Some circles are suggesting the top job in the new administration may go to a Pakhtoon leader, Hamid Karzai, who is currently fighting the Taliban near Kandahar.

The name of Abdul Sattar Sirat, an aide to ex-king Zahir Shah, is also under consideration and the two main factions in the talks _ one representing the Northern Alliance and the other Zahir Shah _ have already agreed upon it.

But sources said Hamid Karzai was emerging as a consensus candidate for heading a new administration in Kabul. There was a general feeling of jubilation when the Northern Alliance submitted its list of candidates for the interim administration.

“There were tears in some eyes, including my own,” said Mr Fawzi.
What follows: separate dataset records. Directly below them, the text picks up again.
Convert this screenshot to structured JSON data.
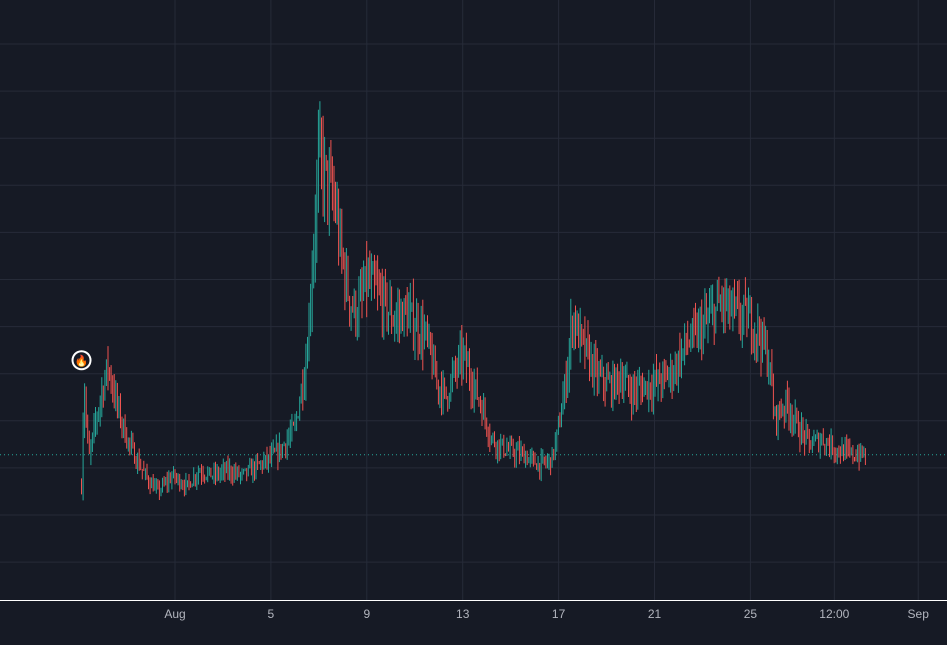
{
  "colors": {
    "background": "#161a25",
    "grid": "#262b38",
    "up": "#26a69a",
    "down": "#ef5350",
    "axis_text": "#b2b5be",
    "axis_line": "#ffffff",
    "price_line": "#26a69a",
    "marker_fill": "#f5b41a"
  },
  "chart_data": {
    "type": "candlestick",
    "title": "",
    "xlabel": "",
    "ylabel": "",
    "grid": true,
    "price_axis_labels_visible": false,
    "x_tick_labels": [
      {
        "label": "Aug",
        "day": 1
      },
      {
        "label": "5",
        "day": 5
      },
      {
        "label": "9",
        "day": 9
      },
      {
        "label": "13",
        "day": 13
      },
      {
        "label": "17",
        "day": 17
      },
      {
        "label": "21",
        "day": 21
      },
      {
        "label": "25",
        "day": 25
      },
      {
        "label": "12:00",
        "day": 28.5
      },
      {
        "label": "Sep",
        "day": 32
      }
    ],
    "xlim_days": [
      -6.3,
      33.2
    ],
    "ylim": [
      0,
      100
    ],
    "current_price_line": 21,
    "event_marker": {
      "icon": "flame-icon",
      "day": -2.9,
      "value": 39
    },
    "series_profile_approx": [
      [
        -2.9,
        15
      ],
      [
        -2.8,
        35
      ],
      [
        -2.6,
        20
      ],
      [
        -2.2,
        30
      ],
      [
        -1.8,
        38
      ],
      [
        -1.4,
        30
      ],
      [
        -1.0,
        24
      ],
      [
        -0.6,
        20
      ],
      [
        -0.1,
        16
      ],
      [
        0.3,
        14
      ],
      [
        0.9,
        17
      ],
      [
        1.5,
        15
      ],
      [
        2.0,
        18
      ],
      [
        2.6,
        17
      ],
      [
        3.2,
        18
      ],
      [
        3.8,
        17
      ],
      [
        4.5,
        19
      ],
      [
        4.9,
        20
      ],
      [
        5.4,
        22
      ],
      [
        6.0,
        26
      ],
      [
        6.5,
        40
      ],
      [
        7.0,
        78
      ],
      [
        7.4,
        72
      ],
      [
        7.7,
        68
      ],
      [
        7.9,
        60
      ],
      [
        8.3,
        50
      ],
      [
        8.6,
        48
      ],
      [
        9.0,
        54
      ],
      [
        9.4,
        52
      ],
      [
        9.7,
        50
      ],
      [
        10.1,
        47
      ],
      [
        10.6,
        48
      ],
      [
        11.0,
        46
      ],
      [
        11.5,
        43
      ],
      [
        11.9,
        35
      ],
      [
        12.3,
        32
      ],
      [
        12.6,
        36
      ],
      [
        13.0,
        40
      ],
      [
        13.4,
        35
      ],
      [
        13.8,
        30
      ],
      [
        14.2,
        24
      ],
      [
        14.8,
        22
      ],
      [
        15.5,
        21
      ],
      [
        16.2,
        19
      ],
      [
        16.7,
        20
      ],
      [
        17.0,
        26
      ],
      [
        17.3,
        35
      ],
      [
        17.6,
        48
      ],
      [
        17.8,
        44
      ],
      [
        18.2,
        40
      ],
      [
        18.6,
        36
      ],
      [
        19.2,
        34
      ],
      [
        19.6,
        36
      ],
      [
        20.0,
        33
      ],
      [
        20.6,
        34
      ],
      [
        21.2,
        35
      ],
      [
        21.8,
        37
      ],
      [
        22.3,
        42
      ],
      [
        22.8,
        44
      ],
      [
        23.3,
        47
      ],
      [
        23.8,
        50
      ],
      [
        24.3,
        48
      ],
      [
        24.9,
        47
      ],
      [
        25.4,
        44
      ],
      [
        25.8,
        38
      ],
      [
        26.0,
        28
      ],
      [
        26.5,
        31
      ],
      [
        27.0,
        26
      ],
      [
        27.5,
        23
      ],
      [
        28.0,
        24
      ],
      [
        28.6,
        22
      ],
      [
        29.2,
        21
      ],
      [
        29.8,
        21
      ]
    ]
  }
}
Besides a 29-member interim executive, the UN outlined a plan to form an independent council of elders to convene a tribal gathering, or Loya Jirga, to frame a constitution and for holding elections in two years.

Left open in the plan is the role of the ex-king, who has lived in exile in Rome since 1973. Diplomats say the monarch remains popular in Afghanistan and could convene the first Loya Jirga.

The draft deal also provides for deployment of an international security force to maintain law and order in Kabul and to help with the “voluntary disarmament” of Afghan fighters.

Donor countries hope to use the promise of billions in reconstruction aid to prod the Afghans toward an agreement on a broad-based government.

Agencies add: The UN spokesman pointed out that the date the interim authority takes power had yet to be nailed down.

The four Afghan groups, which have been negotiating in a secluded German government guest house near Bonn since Nov 27, reached agreement on a seven-page document which lays out steps on the road to a democratically-elected government envisaged in around three years’ time.

The interim cabinet is to have a term of six months and the final aim of the accord is general elections and “a broad-based, gender-sensitive, multi-ethnic and fully representative government”. One of five posts of vice-president will go to a woman, said Abdullah Abdullah, the Northern Alliance spokesman in Kabul, and the alliance is also expected to retain such important posts as defence minister and interior minister.

The groups have decided to attribute the posts on a weighted quota system. But in his briefing, Fawzi clearly indicated that ethnic considerations as well as professional competence and moral integrity were a criterion.